First off, weekly communion is not a “Catholic” thing, it’s an “Anglican” thing. The celebration of the Eucharist on Sundays and Holy Days was the pattern laid down by both the English 1549 BCP and the English 1662 which has since formed a template for most of the rest of the Anglican Communion. Whether these patterns were actually followed is another thing entirely, but to call them “Catholic” rather than “Anglican” is to misrepresent our Anglican origins.

Therefore, and second, the fact of a weekly Communion does not mean “the Catholic movement has won” as you put it. The Disciples of Christ (some background here) have weekly communion; are they therefore “Catholic”?  You have fallen into a conventional mistake of confusing ritual with theology. Just because a church does a certain thing does not establish what they believe about it. I would suggest that since the convergence of the Ecumenical Movement and the Liturgical Renewal Movement the broad middle portion of the Episcopal church has adopted a number of practices that were seen a century ago as “Catholic”—but that does not mean that the beliefs of these Episcopalians have changed or that they hold to the catholic theologically grounded logic of why some things are done and not others. Indeed, this is a key to our big-tent system: we can participate in the same liturgies yet understand them and what we do in them in some very different ways.

Third, I care not one whit whether you or anyone else uses “pious add-ons.” I use some of them because they feed me spiritual. I have no interest in imposing them on anyone else. You’ll note that they are entirely optional in my edition of the Offices. I’ll even go out on a limb and wager that the catholic movement as a whole doesn’t care if you use them or not. Your knee-jerk assumption about my agenda says more about you than me.

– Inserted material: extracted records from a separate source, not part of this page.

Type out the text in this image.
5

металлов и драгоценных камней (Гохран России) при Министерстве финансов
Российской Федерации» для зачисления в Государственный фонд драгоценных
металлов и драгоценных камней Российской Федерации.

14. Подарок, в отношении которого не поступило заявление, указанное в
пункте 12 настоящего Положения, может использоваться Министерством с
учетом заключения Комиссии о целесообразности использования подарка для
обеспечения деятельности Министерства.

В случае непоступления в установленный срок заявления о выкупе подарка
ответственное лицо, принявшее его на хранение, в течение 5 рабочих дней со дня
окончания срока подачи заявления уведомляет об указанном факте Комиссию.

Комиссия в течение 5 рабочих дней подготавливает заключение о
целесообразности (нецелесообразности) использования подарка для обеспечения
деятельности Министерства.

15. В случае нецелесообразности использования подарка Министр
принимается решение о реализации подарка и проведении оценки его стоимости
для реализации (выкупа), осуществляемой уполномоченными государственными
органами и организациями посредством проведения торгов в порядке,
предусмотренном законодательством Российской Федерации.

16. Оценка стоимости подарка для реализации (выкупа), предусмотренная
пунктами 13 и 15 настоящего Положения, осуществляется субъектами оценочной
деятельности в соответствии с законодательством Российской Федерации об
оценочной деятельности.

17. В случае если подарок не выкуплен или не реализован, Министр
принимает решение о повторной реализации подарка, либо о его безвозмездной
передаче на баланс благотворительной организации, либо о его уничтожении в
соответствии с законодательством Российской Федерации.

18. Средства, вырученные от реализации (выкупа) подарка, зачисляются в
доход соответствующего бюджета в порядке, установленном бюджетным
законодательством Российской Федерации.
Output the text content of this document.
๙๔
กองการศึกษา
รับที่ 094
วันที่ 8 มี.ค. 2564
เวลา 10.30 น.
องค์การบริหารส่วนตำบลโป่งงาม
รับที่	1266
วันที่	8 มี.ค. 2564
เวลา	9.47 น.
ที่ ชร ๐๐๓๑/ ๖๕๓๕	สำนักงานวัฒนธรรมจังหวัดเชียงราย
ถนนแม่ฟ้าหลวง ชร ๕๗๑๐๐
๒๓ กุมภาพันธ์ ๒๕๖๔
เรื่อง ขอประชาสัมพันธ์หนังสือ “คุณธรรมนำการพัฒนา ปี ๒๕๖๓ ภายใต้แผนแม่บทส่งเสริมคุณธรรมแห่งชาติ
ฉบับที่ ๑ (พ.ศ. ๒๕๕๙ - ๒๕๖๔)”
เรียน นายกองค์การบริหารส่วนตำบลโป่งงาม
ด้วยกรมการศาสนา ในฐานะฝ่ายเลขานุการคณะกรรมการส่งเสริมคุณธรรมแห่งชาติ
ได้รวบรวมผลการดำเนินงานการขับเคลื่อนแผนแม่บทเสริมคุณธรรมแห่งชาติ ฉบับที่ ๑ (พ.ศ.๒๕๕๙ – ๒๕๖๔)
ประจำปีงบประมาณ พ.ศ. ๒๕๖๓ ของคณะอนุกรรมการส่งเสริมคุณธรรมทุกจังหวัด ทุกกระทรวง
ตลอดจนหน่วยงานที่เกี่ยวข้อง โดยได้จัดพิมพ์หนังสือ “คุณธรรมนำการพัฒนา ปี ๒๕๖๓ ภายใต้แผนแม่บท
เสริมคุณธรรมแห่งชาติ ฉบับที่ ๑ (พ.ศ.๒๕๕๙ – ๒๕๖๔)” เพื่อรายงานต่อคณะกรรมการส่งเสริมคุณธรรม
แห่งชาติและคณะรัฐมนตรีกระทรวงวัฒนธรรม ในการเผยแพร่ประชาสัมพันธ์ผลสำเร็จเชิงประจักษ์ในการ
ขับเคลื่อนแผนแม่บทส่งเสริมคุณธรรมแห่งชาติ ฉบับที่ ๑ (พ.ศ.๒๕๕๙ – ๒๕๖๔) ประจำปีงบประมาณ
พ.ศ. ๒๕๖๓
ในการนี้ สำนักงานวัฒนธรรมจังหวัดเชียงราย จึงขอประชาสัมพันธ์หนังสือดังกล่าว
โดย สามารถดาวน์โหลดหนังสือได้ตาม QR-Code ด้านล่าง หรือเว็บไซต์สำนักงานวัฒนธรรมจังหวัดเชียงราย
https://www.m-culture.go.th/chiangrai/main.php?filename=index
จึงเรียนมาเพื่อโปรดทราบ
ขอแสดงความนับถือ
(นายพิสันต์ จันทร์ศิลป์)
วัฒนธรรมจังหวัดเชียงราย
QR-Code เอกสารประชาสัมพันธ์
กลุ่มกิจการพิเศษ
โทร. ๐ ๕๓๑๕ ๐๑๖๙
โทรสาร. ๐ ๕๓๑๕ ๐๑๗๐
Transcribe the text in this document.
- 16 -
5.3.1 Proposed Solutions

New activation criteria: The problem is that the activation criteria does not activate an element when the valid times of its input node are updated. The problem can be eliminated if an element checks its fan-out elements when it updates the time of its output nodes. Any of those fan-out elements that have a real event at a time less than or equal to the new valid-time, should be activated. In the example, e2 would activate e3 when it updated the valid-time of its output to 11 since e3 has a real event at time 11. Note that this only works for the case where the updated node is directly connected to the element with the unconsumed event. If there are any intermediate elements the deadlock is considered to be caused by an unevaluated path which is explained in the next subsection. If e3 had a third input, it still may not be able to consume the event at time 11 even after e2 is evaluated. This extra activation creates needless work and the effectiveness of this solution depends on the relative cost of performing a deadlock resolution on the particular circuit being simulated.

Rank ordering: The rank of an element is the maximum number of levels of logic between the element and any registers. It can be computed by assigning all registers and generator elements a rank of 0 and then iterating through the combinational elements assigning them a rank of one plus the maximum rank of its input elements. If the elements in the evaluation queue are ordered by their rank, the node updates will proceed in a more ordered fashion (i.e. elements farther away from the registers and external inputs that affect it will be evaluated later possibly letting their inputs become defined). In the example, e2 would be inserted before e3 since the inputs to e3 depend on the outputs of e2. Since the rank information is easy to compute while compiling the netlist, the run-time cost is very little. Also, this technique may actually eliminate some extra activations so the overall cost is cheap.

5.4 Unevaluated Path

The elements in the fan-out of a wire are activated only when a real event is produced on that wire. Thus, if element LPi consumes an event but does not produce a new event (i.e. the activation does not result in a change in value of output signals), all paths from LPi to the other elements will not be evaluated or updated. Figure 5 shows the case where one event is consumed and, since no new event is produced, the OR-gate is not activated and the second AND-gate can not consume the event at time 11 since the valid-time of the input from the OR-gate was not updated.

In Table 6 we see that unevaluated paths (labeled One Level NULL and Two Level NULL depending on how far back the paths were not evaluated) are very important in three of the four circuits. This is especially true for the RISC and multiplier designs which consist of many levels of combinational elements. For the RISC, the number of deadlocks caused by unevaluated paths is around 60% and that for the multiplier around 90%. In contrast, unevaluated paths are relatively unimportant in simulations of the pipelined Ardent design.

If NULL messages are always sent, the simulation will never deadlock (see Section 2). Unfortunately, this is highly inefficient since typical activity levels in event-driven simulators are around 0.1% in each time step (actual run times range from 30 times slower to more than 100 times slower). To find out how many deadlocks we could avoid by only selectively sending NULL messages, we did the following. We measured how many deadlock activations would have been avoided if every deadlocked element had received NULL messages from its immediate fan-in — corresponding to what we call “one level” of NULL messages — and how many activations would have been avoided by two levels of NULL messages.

What do I care about? Resurgent Arianism in the church really bothers me; approval and promotion of teachers who suggest that Jesus was just an enlightened revolutionary teacher rather than God Incarnate bothers me. Casual modalism bothers me. Indeed, causual modalism implying that Jesus has no role as Creator or Sanctifier further reinforces Arian tendencies. Insidious Gnosticism and the notion that the faith is about an individual’s intellectual assent to a set of ideas rather than the communal living of embodied beliefs bothers me. Disconnecting the sacraments from a life of discipleship bothers me. The Eucharist is a sacrificial meal of reconciliation that draws us deeper into our baptismal vows and commitments. It is a sign of and for the baptized community and those who wish to receive it should be invited into the community through the font. Concerns about Christology have real, practical, pastoral implications; sacramental theology matters in how we see God at work in the world around us. This isn’t a “superior version of the faith”—it’s the faith as we’ve been taught it. I have a duty to teach it to my children and, by extension, to have confidence that the other members of the church who are teaching my children hold it too.